2 - Set parameter $b$ to any value and change parameter $a$. For what values of parameter $a$ is the graph of function f increasing? For what values of the parameter $a$ is the graph of $f$ decreasing? For what value of $a$ if $f$ constant?
3 - The graph of $f$ is a line. Set $a$ to a value and use two points on the graph to find the slope of the line. Compare the value of the slope found to the value of parameter $a$. Do this for several values of $a$. What does $a$ represent?
4 - What is the domain of the linear function $f$?
5 - What is the range of function $f$ when parameter a is not equal to $0$? What is the range of $f$ when parameter $a$ is equal to $0$?

## Answers to the Above Questions

1 - If we set $x = 0$ in $f(x) = a x + b$, we obtain $f(0) = b$. The $y$ intercept of the graph of $f$ is the point with coordinates $(0 , b)$.
2 - If $a$ is positive, $f$ is an increasing function on the interval $(-\infty; , +\infty)$.

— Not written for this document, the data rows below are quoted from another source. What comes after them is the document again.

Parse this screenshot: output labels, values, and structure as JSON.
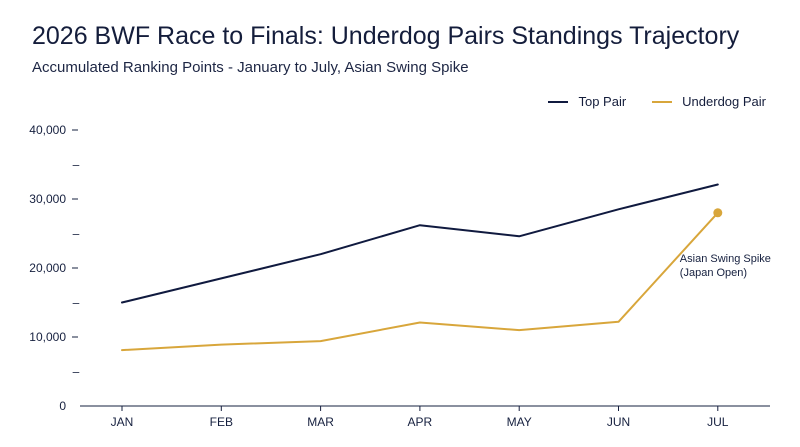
{
  "header": {
    "title": "2026 BWF Race to Finals: Underdog Pairs Standings Trajectory",
    "subtitle": "Accumulated Ranking Points - January to July, Asian Swing Spike"
  },
  "chart_data": {
    "type": "line",
    "categories": [
      "JAN",
      "FEB",
      "MAR",
      "APR",
      "MAY",
      "JUN",
      "JUL"
    ],
    "series": [
      {
        "name": "Top Pair",
        "color": "#101a3f",
        "values": [
          15000,
          18500,
          22000,
          26200,
          24600,
          28500,
          32100
        ]
      },
      {
        "name": "Underdog Pair",
        "color": "#d8a63b",
        "values": [
          8100,
          8900,
          9400,
          12100,
          11000,
          12200,
          28000
        ]
      }
    ],
    "ylim": [
      0,
      40000
    ],
    "y_ticks": [
      0,
      10000,
      20000,
      30000,
      40000
    ],
    "y_tick_labels": [
      "0",
      "10,000",
      "20,000",
      "30,000",
      "40,000"
    ],
    "minor_y_ticks": [
      5000,
      15000,
      25000,
      35000
    ],
    "minor_tick_label": "–",
    "legend_position": "top-right",
    "grid": false,
    "annotation": {
      "series": "Underdog Pair",
      "category": "JUL",
      "lines": [
        "Asian Swing Spike",
        "(Japan Open)"
      ]
    }
  }
}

If $a$ is negative, $f$ is a decreasing function on the interval $(-\infty; , +\infty)$.
If $a$ is equal to $0$, $f$ is a constant function on the interval $(-\infty; , +\infty)$.
3 - The graph of function $f$ is a line, hence the name linear function. Parameter $a$ represents the slope of this line.
4 - The domain of all linear functions is the set of all real numbers represented by the interval $(-\infty; , +\infty)$.
5 - If $a$ is not equal to $0$, the range of any linear function is the set of all real numbers represented by the interval $(-\infty; , +\infty)$.
If $a$ is equal to $0$, $f(x) = b$ is a constant function and its range is the set $\{b\}$.